Here comes the Microsoft bashing. Sigh. Watch all of the Mac fanbois and oss zealots come out to hate on MS as usual. Love em or hate em, but you can’t deny we’d all be sitting in front of a bash prompt if it weren’t for Windows. If they need a few patents to innovate, then what’s the problem? You want to go back to the days when the only people who used computers were hairy old hippies like RMS? The guy eats his own toe cheese! Try living in the 21st century for once. Oh right, that would be too pro-capitalist for this site.

Anonymous Coward says:

Re: Re:

if you knew your history you’d know that the ‘innovating’ microsoft did was buying, copying, or stealing other people’s work. I’m not a Microsoft hater, but seriously, they have done and continue to do many under-handed things. so does Apple for that matter, the free and open source movements generally don’t but they are also mostly jerks, but we can’t really fault them for that because you’ve just proven they aren’t the only side that has assholes spraying shit all over.

Anonymous Coward says:

“data and stats the help judge the value of a patent.”
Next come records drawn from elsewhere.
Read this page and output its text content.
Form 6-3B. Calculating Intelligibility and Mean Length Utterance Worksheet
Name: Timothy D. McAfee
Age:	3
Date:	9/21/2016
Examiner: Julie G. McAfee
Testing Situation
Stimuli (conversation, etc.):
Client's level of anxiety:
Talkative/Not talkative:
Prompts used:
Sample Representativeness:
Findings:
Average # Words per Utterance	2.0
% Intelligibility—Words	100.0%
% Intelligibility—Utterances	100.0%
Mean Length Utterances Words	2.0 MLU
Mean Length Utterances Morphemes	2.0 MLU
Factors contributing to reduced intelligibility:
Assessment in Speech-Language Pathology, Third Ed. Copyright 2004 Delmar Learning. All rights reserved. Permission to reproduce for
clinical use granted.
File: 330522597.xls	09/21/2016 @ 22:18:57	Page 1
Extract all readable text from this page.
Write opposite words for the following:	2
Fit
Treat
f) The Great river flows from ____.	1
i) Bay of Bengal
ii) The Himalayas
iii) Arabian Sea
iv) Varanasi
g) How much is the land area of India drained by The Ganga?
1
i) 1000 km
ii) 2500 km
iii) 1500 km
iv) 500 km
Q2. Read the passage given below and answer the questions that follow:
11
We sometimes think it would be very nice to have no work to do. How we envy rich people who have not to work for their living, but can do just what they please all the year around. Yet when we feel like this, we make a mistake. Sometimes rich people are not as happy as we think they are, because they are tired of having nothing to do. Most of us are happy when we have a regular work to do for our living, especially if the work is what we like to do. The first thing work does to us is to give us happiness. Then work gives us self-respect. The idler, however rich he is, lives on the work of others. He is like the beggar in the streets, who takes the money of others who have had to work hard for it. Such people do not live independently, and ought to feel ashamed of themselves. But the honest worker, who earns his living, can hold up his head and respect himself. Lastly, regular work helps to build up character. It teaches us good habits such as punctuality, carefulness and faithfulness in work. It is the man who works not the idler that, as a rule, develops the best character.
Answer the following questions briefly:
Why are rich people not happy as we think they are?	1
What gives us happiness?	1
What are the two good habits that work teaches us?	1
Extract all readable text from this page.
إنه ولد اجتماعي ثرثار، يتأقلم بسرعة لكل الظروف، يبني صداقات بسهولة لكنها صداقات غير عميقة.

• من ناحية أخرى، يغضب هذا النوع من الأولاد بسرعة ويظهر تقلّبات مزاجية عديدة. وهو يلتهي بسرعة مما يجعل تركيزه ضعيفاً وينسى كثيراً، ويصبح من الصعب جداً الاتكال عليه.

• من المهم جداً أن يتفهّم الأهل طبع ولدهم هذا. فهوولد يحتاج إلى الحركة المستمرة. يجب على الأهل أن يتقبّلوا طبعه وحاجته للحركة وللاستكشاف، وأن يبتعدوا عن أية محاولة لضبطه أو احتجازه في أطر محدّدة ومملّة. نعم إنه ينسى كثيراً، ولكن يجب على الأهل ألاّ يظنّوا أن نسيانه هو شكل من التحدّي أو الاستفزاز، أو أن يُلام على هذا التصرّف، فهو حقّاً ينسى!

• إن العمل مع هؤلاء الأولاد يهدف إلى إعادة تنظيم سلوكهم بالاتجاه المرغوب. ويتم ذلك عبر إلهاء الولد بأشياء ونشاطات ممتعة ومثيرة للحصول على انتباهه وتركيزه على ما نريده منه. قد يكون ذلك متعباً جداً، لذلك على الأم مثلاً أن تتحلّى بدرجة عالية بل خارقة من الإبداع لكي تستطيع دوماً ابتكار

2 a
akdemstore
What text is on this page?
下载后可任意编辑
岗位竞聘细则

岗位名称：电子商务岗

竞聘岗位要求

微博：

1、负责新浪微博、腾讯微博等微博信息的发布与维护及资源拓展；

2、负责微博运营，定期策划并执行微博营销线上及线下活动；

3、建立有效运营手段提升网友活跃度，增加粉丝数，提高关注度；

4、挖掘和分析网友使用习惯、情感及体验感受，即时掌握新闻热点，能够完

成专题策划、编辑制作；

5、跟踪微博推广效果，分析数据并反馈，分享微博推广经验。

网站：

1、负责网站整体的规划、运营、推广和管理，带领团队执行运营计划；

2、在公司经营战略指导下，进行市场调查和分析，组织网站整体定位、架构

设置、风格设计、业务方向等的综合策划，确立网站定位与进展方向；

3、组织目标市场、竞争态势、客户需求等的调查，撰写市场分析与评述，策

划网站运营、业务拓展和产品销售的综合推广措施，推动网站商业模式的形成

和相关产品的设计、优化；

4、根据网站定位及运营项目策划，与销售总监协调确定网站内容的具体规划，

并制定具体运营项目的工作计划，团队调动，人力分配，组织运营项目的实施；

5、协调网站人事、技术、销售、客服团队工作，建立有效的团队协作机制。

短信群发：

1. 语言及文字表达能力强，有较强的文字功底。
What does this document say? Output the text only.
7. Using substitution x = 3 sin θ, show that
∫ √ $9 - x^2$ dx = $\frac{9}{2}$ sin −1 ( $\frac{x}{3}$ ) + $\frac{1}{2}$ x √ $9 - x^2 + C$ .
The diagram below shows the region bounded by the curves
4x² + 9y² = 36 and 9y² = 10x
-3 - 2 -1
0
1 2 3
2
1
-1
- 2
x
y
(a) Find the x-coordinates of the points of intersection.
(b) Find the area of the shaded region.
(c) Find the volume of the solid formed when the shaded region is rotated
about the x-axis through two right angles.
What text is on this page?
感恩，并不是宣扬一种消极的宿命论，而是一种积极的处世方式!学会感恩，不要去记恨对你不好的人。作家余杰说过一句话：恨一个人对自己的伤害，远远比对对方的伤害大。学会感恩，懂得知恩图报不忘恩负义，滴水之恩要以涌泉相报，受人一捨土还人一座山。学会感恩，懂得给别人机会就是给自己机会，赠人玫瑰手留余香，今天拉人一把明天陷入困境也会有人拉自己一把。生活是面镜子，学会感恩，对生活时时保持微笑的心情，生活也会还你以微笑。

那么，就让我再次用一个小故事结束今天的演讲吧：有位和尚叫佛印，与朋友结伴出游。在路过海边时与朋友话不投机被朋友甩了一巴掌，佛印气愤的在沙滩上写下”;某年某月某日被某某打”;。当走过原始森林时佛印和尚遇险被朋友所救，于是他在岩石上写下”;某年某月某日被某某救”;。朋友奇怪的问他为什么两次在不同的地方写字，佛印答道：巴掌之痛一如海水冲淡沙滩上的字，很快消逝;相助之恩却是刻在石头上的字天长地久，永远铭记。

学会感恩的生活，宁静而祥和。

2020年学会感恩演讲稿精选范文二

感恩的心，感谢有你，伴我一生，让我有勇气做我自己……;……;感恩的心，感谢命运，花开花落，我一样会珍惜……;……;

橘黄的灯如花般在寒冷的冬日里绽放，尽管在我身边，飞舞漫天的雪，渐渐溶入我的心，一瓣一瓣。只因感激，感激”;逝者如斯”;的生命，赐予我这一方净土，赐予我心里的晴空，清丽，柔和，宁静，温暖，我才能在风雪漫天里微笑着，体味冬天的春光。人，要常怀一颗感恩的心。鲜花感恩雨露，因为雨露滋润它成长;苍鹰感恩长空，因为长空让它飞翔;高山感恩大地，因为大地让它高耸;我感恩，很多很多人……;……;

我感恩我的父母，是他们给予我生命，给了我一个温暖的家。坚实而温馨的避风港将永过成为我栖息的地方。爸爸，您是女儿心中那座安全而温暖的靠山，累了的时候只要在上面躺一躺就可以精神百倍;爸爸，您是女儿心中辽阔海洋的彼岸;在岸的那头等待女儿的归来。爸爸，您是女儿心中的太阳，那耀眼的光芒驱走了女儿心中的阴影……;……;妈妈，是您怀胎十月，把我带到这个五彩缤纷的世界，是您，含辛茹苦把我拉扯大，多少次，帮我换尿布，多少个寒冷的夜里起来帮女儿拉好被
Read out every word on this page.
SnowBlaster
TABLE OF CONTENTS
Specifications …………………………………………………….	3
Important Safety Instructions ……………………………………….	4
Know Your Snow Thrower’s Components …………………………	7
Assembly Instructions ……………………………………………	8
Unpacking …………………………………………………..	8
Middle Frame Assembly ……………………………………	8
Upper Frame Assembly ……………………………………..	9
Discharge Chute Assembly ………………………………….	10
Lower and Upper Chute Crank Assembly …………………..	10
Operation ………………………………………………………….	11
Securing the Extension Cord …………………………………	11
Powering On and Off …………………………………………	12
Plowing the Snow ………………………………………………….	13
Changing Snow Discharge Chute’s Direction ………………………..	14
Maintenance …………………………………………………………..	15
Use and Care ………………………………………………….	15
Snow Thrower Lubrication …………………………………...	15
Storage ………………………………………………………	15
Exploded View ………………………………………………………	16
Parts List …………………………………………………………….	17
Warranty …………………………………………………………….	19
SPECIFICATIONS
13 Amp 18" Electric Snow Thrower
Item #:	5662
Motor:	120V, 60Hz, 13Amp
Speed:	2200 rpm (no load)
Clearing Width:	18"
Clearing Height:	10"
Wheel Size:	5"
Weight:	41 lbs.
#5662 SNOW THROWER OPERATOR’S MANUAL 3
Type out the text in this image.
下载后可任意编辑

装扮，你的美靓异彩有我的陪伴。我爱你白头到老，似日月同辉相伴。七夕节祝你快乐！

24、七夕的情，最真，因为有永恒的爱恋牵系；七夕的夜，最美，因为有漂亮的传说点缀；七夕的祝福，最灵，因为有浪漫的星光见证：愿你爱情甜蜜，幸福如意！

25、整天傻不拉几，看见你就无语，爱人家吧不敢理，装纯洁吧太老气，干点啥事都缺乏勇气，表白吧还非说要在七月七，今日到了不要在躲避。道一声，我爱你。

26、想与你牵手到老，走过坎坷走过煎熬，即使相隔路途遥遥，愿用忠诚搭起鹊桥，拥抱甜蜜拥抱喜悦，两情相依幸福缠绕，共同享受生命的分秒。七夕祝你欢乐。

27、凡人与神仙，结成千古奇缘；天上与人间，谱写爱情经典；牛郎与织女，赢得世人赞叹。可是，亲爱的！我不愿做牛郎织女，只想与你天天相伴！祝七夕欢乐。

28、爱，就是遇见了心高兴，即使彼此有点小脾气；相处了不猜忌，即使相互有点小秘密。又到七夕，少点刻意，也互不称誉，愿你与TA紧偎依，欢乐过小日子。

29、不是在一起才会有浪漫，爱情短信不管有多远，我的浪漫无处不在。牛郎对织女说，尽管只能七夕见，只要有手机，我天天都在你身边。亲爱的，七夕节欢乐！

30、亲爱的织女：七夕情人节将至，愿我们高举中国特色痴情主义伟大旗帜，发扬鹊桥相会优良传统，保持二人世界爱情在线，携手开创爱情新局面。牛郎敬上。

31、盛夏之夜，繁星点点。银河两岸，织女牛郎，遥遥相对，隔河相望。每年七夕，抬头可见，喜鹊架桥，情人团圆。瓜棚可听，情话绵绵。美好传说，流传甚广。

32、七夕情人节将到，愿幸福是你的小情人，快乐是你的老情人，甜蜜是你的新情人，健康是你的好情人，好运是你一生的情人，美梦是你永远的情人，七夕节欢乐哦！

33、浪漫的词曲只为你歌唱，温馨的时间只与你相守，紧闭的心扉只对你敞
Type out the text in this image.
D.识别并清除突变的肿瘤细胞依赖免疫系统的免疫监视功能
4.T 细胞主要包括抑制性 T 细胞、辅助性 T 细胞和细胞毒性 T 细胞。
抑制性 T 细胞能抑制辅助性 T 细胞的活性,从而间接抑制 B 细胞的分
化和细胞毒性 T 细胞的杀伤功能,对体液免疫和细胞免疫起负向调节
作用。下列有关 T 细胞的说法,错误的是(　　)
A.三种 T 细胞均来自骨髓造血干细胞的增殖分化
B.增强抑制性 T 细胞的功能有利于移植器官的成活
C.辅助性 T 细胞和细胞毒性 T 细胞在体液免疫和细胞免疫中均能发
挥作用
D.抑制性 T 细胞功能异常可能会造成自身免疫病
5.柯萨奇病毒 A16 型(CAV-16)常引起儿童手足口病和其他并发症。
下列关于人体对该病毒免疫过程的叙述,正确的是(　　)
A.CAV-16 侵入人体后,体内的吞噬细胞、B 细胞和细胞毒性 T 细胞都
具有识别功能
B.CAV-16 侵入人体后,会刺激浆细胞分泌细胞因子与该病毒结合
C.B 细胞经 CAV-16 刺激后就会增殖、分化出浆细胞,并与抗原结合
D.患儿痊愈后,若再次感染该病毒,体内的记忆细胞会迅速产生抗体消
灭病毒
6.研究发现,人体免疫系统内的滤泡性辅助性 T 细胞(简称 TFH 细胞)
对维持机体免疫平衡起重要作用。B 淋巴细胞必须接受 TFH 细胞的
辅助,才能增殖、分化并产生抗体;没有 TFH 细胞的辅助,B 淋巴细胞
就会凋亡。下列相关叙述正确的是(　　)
The broader a patent,the more it restricts the freedom of others, and the more enforceable the more valuable to the owner. So a patent on eating food, if enforceable, is very valuable. A patent on swinging a swing sideways is useless even if enforceable since people can do without that. A patent on breaking the laws of physics is useless since, by definition, we can’t break the laws of physics so it won’t change anything.

Anonymous Coward says:

What ever happened to just making great software?

This is actually real sad news if Microsoft can’t make good software anymore, and instead has to build a new revenue stream that focuses on collecting royalties on others innovations, and probably continues to collect royalties from innovations of employees that leave or retire. Seems somewhat predatory.